8. **Final Model Selection**:
    Despite the comprehensive testing and the range of AUC scores observed:
    The Random Forest classifier emerged as the top-performing individual model with an AUC score of 0.742.

    However, when we revisited the neural network (NN) model, which had been tuned to an optimal configuration of a single hidden layer with 10 units achieving an AUC of 0.755 on validation and 0.761 on the test set, it surpassed the performance of all individual classifiers and the Voting Classifier.
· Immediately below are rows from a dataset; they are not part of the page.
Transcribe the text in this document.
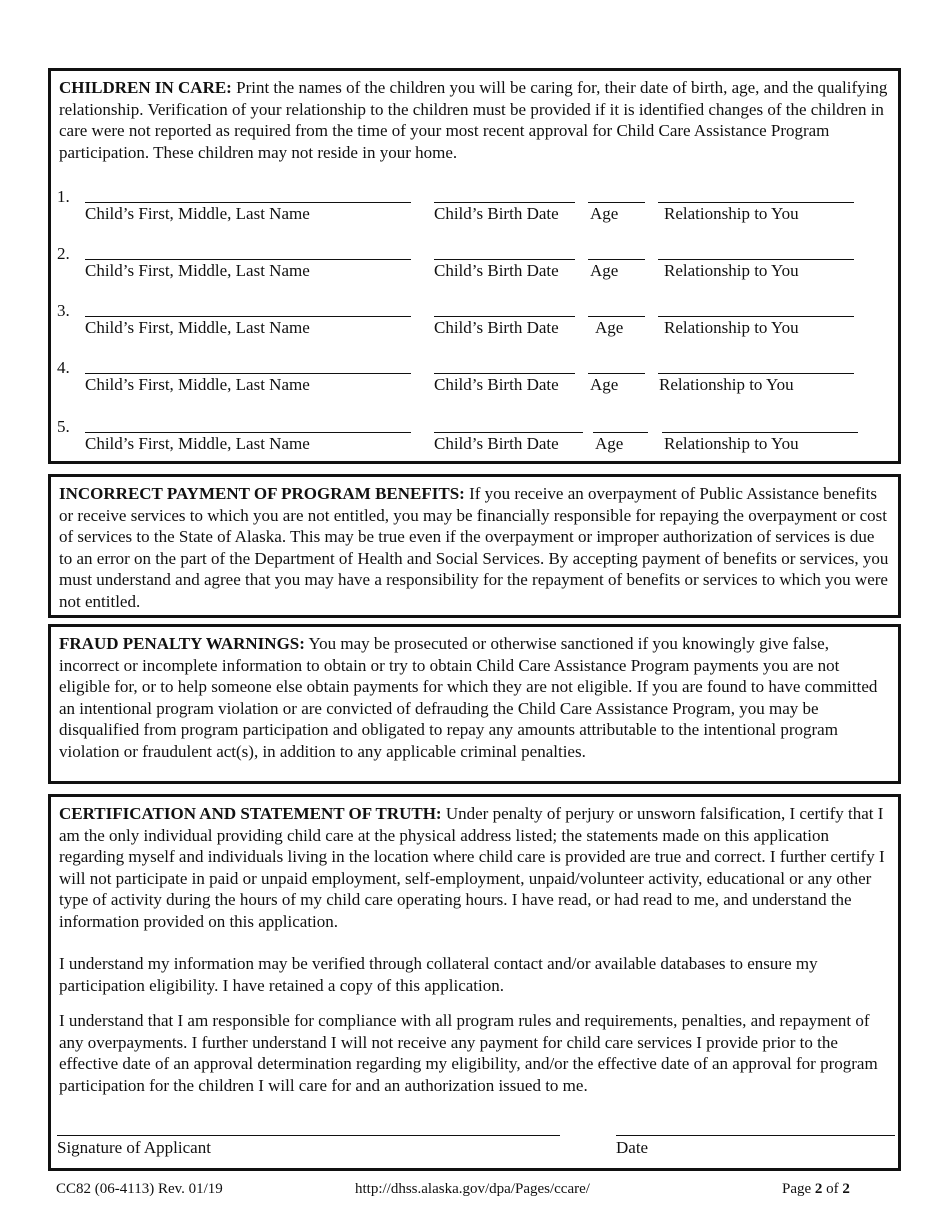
CHILDREN IN CARE: Print the names of the children you will be caring for, their date of birth, age, and the qualifying relationship. Verification of your relationship to the children must be provided if it is identified changes of the children in care were not reported as required from the time of your most recent approval for Child Care Assistance Program participation. These children may not reside in your home.

1.
Child’s First, Middle, Last Name	Child’s Birth Date Age	Relationship to You
2.
Child’s First, Middle, Last Name	Child’s Birth Date Age	Relationship to You
3.
Child’s First, Middle, Last Name	Child’s Birth Date Age Relationship to You
4.
Child’s First, Middle, Last Name	Child’s Birth Date Age Relationship to You
5.
Child’s First, Middle, Last Name	Child’s Birth Date Age Relationship to You

INCORRECT PAYMENT OF PROGRAM BENEFITS: If you receive an overpayment of Public Assistance benefits or receive services to which you are not entitled, you may be financially responsible for repaying the overpayment or cost of services to the State of Alaska. This may be true even if the overpayment or improper authorization of services is due to an error on the part of the Department of Health and Social Services. By accepting payment of benefits or services, you must understand and agree that you may have a responsibility for the repayment of benefits or services to which you were not entitled.

FRAUD PENALTY WARNINGS: You may be prosecuted or otherwise sanctioned if you knowingly give false, incorrect or incomplete information to obtain or try to obtain Child Care Assistance Program payments you are not eligible for, or to help someone else obtain payments for which they are not eligible. If you are found to have committed an intentional program violation or are convicted of defrauding the Child Care Assistance Program, you may be disqualified from program participation and obligated to repay any amounts attributable to the intentional program violation or fraudulent act(s), in addition to any applicable criminal penalties.

CERTIFICATION AND STATEMENT OF TRUTH: Under penalty of perjury or unsworn falsification, I certify that I am the only individual providing child care at the physical address listed; the statements made on this application regarding myself and individuals living in the location where child care is provided are true and correct. I further certify I will not participate in paid or unpaid employment, self-employment, unpaid/volunteer activity, educational or any other type of activity during the hours of my child care operating hours. I have read, or had read to me, and understand the information provided on this application.

I understand my information may be verified through collateral contact and/or available databases to ensure my participation eligibility. I have retained a copy of this application.

I understand that I am responsible for compliance with all program rules and requirements, penalties, and repayment of any overpayments. I further understand I will not receive any payment for child care services I provide prior to the effective date of an approval determination regarding my eligibility, and/or the effective date of an approval for program participation for the children I will care for and an authorization issued to me.

Signature of Applicant	Date
CC82 (06-4113) Rev. 01/19	http://dhss.alaska.gov/dpa/Pages/ccare/	Page 2 of 2
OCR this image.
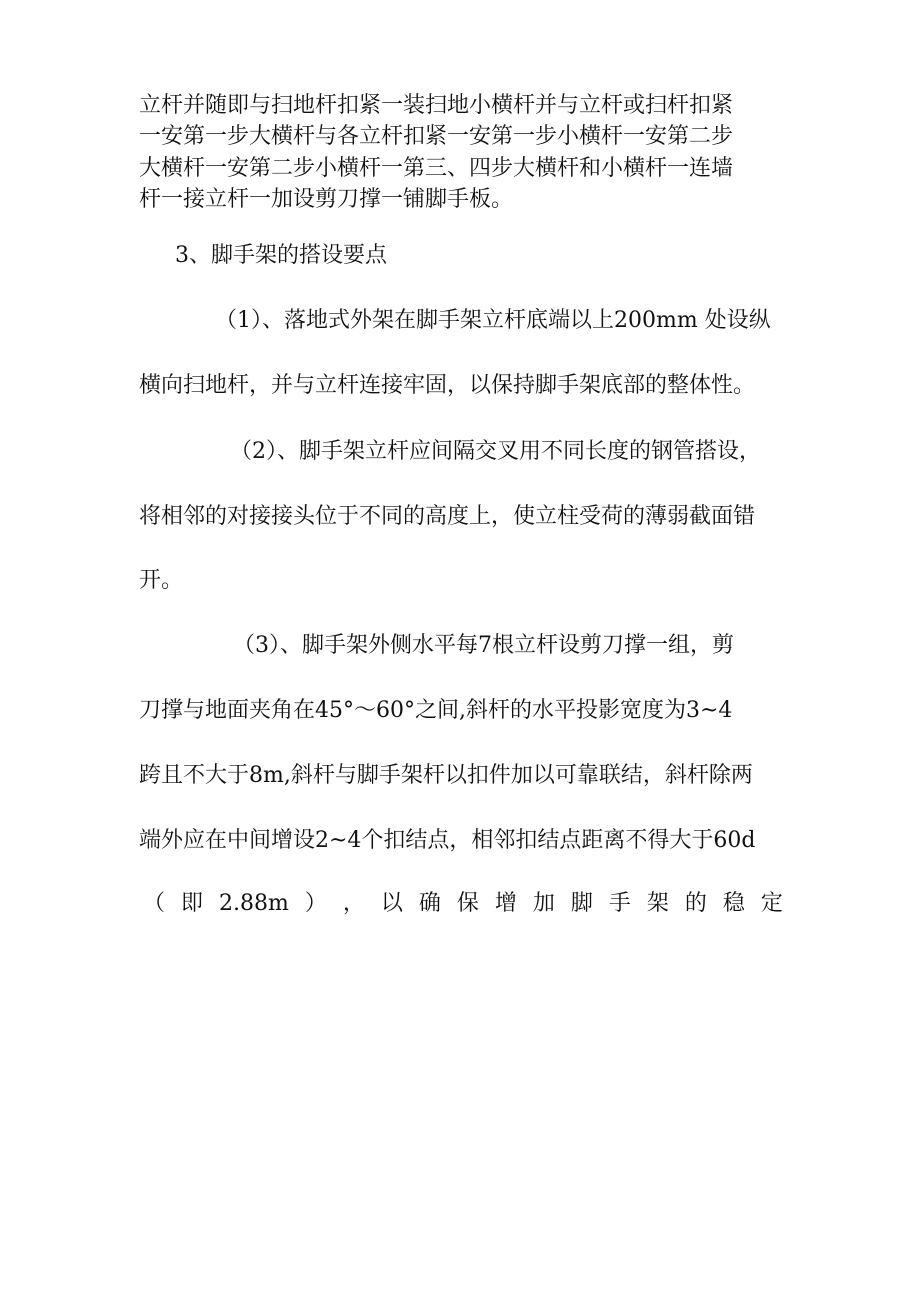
立杆并随即与扫地杆扣紧一装扫地小横杆并与立杆或扫杆扣紧
一安第一步大横杆与各立杆扣紧一安第一步小横杆一安第二步
大横杆一安第二步小横杆一第三、四步大横杆和小横杆一连墙
杆一接立杆一加设剪刀撑一铺脚手板。
3、脚手架的搭设要点
（1）、落地式外架在脚手架立杆底端以上200mm 处设纵
横向扫地杆，并与立杆连接牢固，以保持脚手架底部的整体性。
（2）、脚手架立杆应间隔交叉用不同长度的钢管搭设，
将相邻的对接接头位于不同的高度上，使立柱受荷的薄弱截面错
开。
（3）、脚手架外侧水平每7根立杆设剪刀撑一组，剪
刀撑与地面夹角在45°～60°之间,斜杆的水平投影宽度为3~4
跨且不大于8m,斜杆与脚手架杆以扣件加以可靠联结，斜杆除两
端外应在中间增设2~4个扣结点，相邻扣结点距离不得大于60d
（ 即 2.88m ） ， 以 确 保 增 加 脚 手 架 的 稳 定
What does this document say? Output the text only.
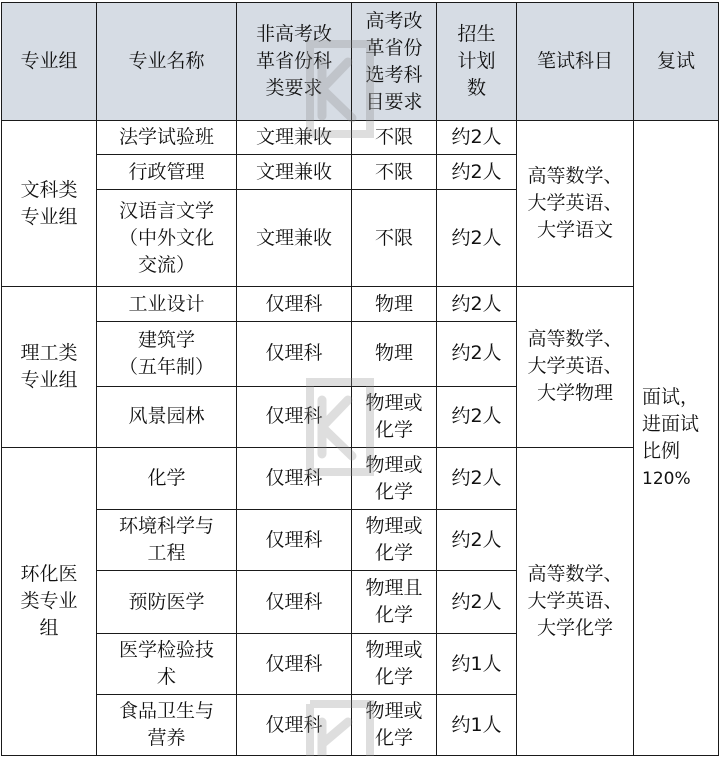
专业组	专业名称	非高考改
革省份科
类要求	高考改
革省份
选考科
目要求	招生
计划
数	笔试科目	复试
文科类
专业组	法学试验班	文理兼收	不限	约2人	高等数学、
大学英语、
大学语文	面试，
进面试
比例
120%
	行政管理	文理兼收	不限	约2人		
	汉语言文学
（中外文化
交流）	文理兼收	不限	约2人		
理工类
专业组	工业设计	仅理科	物理	约2人	高等数学、
大学英语、
大学物理	
	建筑学
（五年制）	仅理科	物理	约2人		
	风景园林	仅理科	物理或
化学	约2人		
环化医
类专业
组	化学	仅理科	物理或
化学	约2人	高等数学、
大学英语、
大学化学	
	环境科学与
工程	仅理科	物理或
化学	约2人		
	预防医学	仅理科	物理且
化学	约2人		
	医学检验技
术	仅理科	物理或
化学	约1人		
	食品卫生与
营养	仅理科	物理或
化学	约1人		
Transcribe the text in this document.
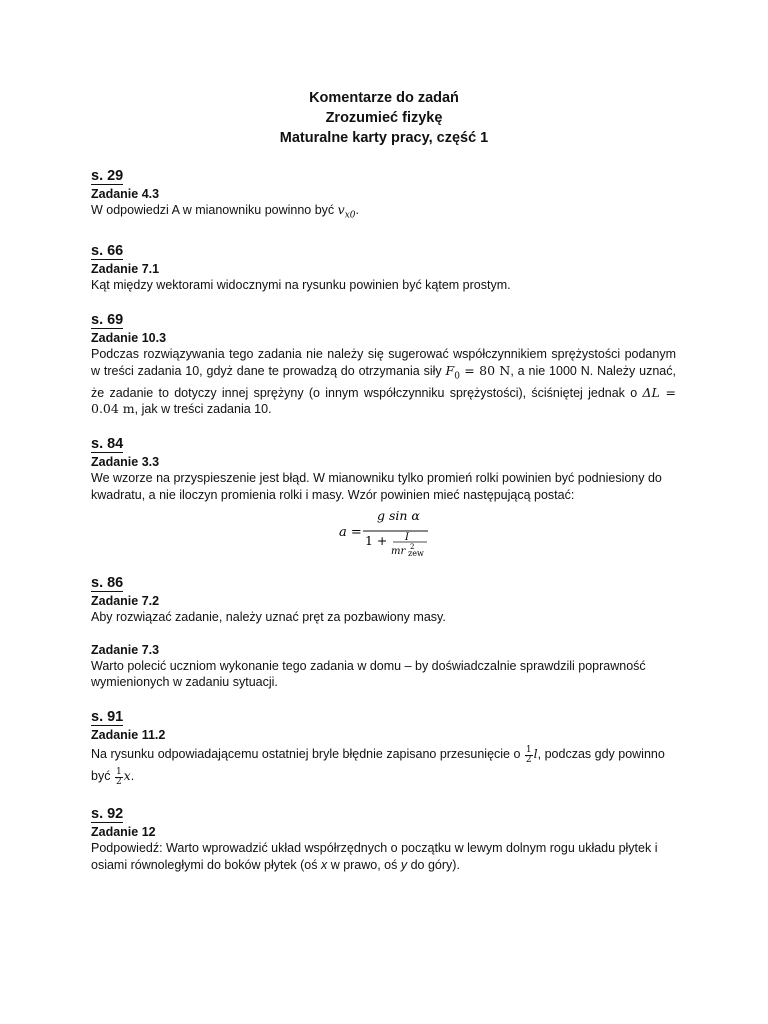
Komentarze do zadań
Zrozumieć fizykę
Maturalne karty pracy, część 1
s. 29
Zadanie 4.3

W odpowiedzi A w mianowniku powinno być $v_{x0}$.

s. 66
Zadanie 7.1

Kąt między wektorami widocznymi na rysunku powinien być kątem prostym.

s. 69
Zadanie 10.3

Podczas rozwiązywania tego zadania nie należy się sugerować współczynnikiem sprężystości podanym w treści zadania 10, gdyż dane te prowadzą do otrzymania siły $F_0 = 80$ N, a nie 1000 N. Należy uznać, że zadanie to dotyczy innej sprężyny (o innym współczynniku sprężystości), ściśniętej jednak o ΔL = 0.04 m, jak w treści zadania 10.

s. 84
Zadanie 3.3

We wzorze na przyspieszenie jest błąd. W mianowniku tylko promień rolki powinien być podniesiony do kwadratu, a nie iloczyn promienia rolki i masy. Wzór powinien mieć następującą postać:

a =
g sin α
1 + I
mr 2
zew
s. 86
Zadanie 7.2

Aby rozwiązać zadanie, należy uznać pręt za pozbawiony masy.

Zadanie 7.3

Warto polecić uczniom wykonanie tego zadania w domu – by doświadczalnie sprawdzili poprawność wymienionych w zadaniu sytuacji.

s. 91
Zadanie 11.2

Na rysunku odpowiadającemu ostatniej bryle błędnie zapisano przesunięcie o $\frac{1}{2} l$, podczas gdy powinno być $\frac{1}{2} x$.

s. 92
Zadanie 12

Podpowiedź: Warto wprowadzić układ współrzędnych o początku w lewym dolnym rogu układu płytek i osiami równoległymi do boków płytek (oś x w prawo, oś y do góry).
    This superior performance of the NN model, coupled with the gains in AUC, led us to choose the neural network as our final model, despite its relatively higher complexity compared to the logistic regression model. The decision was based on achieving the highest possible predictive accuracy, acknowledging the trade-off between interpretability and performance.

**Conclusion**
This meticulous approach, encompassing a range of classifiers, hyperparameter tuning, and performance evaluation through AUC, underscored our commitment to leveraging the most effective model for our predictive task. Ultimately, the neural network's superior AUC affirmed its selection as the best model among those tested, marking a pivotal conclusion to our model selection process.